Always available (ElixirConf EU 2017)
Availability should be one of our major concerns when writing web applications, yet more often than not we ship code that is simply not resilient enough.
Elixir and OTP provide powerful tools to improve resilience and increase availability: in this talk we’ll look at how we can leverage them to provide continuous service even when our database is down. The talk will be a walkthrough of a refactor of an Elixir application with a Phoenix frontend, powered by PostgreSQL.
Back on your Feet (ElixirConf US 2017)
When writing resilient Elixir applications one of our major concerns is state: where do we store it, what happens to it when a process crashes, how do we efficiently recreate it.
In this talk, we’ll look at an example application and apply different techniques that can be used to protect and recover state, each one with specific implications and tradeoffs.
GenStage by Example (Øredev 2017)
In this talk we’ll look at GenStage, an Elixir library to structure demand-driven data flows.
The talk will be example-driven: we’ll start with a data-pipeline application written without GenStage and put it under heavy load. By doing that, we’ll have a first-hand account of the issues that GenStage aims to solve.
We’ll then look a revised implementation of the same data pipeline that uses GenStage to see how it solves the issues found in the original version of our application.
Practical Elixir Flow (Øredev 2017)
In this session we’ll see how to implement a data transformation pipeline with Elixir GenStage and Flow.
We will process a infinite stream of data, performing aggregations over specific metrics.
As we dive deeper, we’ll also look at how to recover and manage failures and errors.
Idiomatic Elixir (Bristech 2016)
Elixir is growing in popularity day by day. Many developers are approaching it with prior patterns and knowledge, building software that works but that doesn’t leverage many features of Erlang and its BEAM runtime. In this talk we’ll go through some examples and learn how to write great Elixir code.
GenStage in the Kitchen (Elixir.LDN 2016)

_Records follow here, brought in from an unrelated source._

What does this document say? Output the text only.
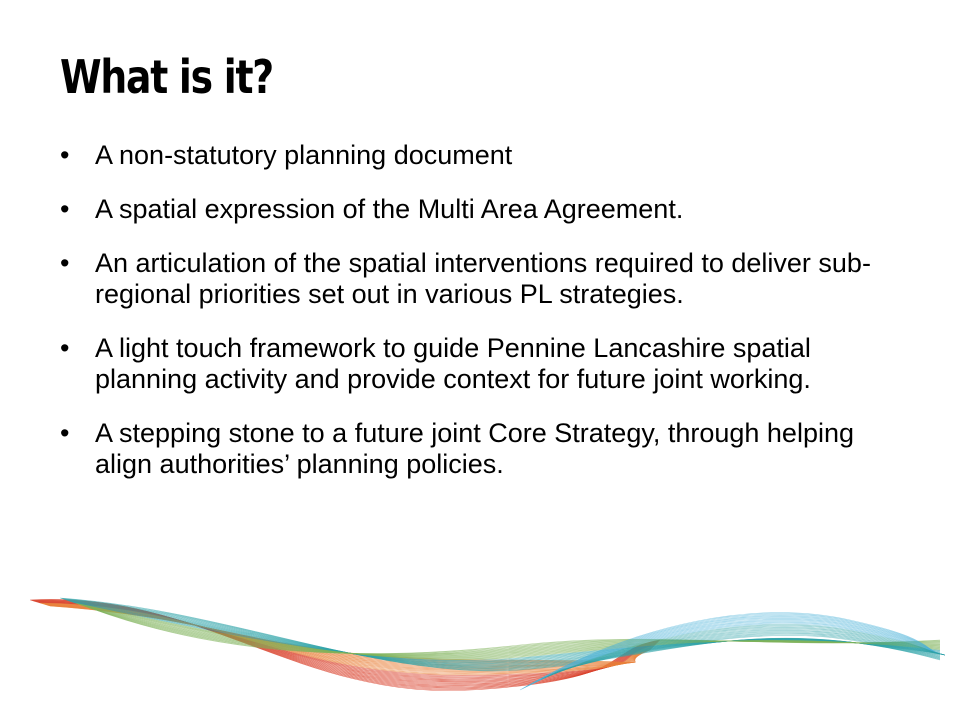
What is it?
• A non-statutory planning document
• A spatial expression of the Multi Area Agreement.
• An articulation of the spatial interventions required to deliver sub-regional priorities set out in various PL strategies.
• A light touch framework to guide Pennine Lancashire spatial planning activity and provide context for future joint working.
• A stepping stone to a future joint Core Strategy, through helping align authorities’ planning policies.
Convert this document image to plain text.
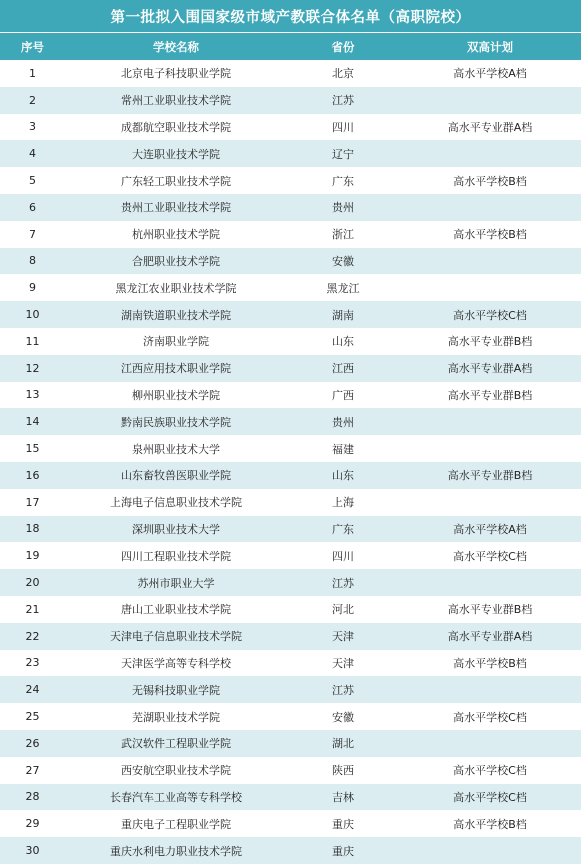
第一批拟入围国家级市域产教联合体名单（高职院校）
序号	学校名称	省份	双高计划
1	北京电子科技职业学院	北京	高水平学校A档
2	常州工业职业技术学院	江苏
3	成都航空职业技术学院	四川	高水平专业群A档
4	大连职业技术学院	辽宁
5	广东轻工职业技术学院	广东	高水平学校B档
6	贵州工业职业技术学院	贵州
7	杭州职业技术学院	浙江	高水平学校B档
8	合肥职业技术学院	安徽
9	黑龙江农业职业技术学院	黑龙江
10	湖南铁道职业技术学院	湖南	高水平学校C档
11	济南职业学院	山东	高水平专业群B档
12	江西应用技术职业学院	江西	高水平专业群A档
13	柳州职业技术学院	广西	高水平专业群B档
14	黔南民族职业技术学院	贵州
15	泉州职业技术大学	福建
16	山东畜牧兽医职业学院	山东	高水平专业群B档
17	上海电子信息职业技术学院	上海
18	深圳职业技术大学	广东	高水平学校A档
19	四川工程职业技术学院	四川	高水平学校C档
20	苏州市职业大学	江苏
21	唐山工业职业技术学院	河北	高水平专业群B档
22	天津电子信息职业技术学院	天津	高水平专业群A档
23	天津医学高等专科学校	天津	高水平学校B档
24	无锡科技职业学院	江苏
25	芜湖职业技术学院	安徽	高水平学校C档
26	武汉软件工程职业学院	湖北
27	西安航空职业技术学院	陕西	高水平学校C档
28	长春汽车工业高等专科学校	吉林	高水平学校C档
29	重庆电子工程职业学院	重庆	高水平学校B档
30	重庆水利电力职业技术学院	重庆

GenStage is the Elixir core team’s effort to provide a set of flexible, composable primitives for concurrent, demand-driven event processing.
Our use case is a restaurant simulation, with tables placing orders, a waiter, a chef and line cooks ready to prepare amazing dishes. We’ll map GenStage’s core concepts to constraints in our restaurant simulation and see how our system copes by stressing its different components, isolating some useful principles along the way.
Rewriting a Ruby application in Elixir (ElixirConf EU 2015)
Dragonfly is a fairly popular Ruby library to manage file uploads and it includes a Rack server to serve those files back. This talk is a postmortem of a rewrite of this server component in Elixir, so that it can be used to process Dragonfly-compatible urls with improved performance.
The talk will focus on the structure of the application, managing pools of workers, pattern matching to simplify complex Ruby logic, interacting with external tools (like streaming data back and forth from Imagemagick) and deployment considerations.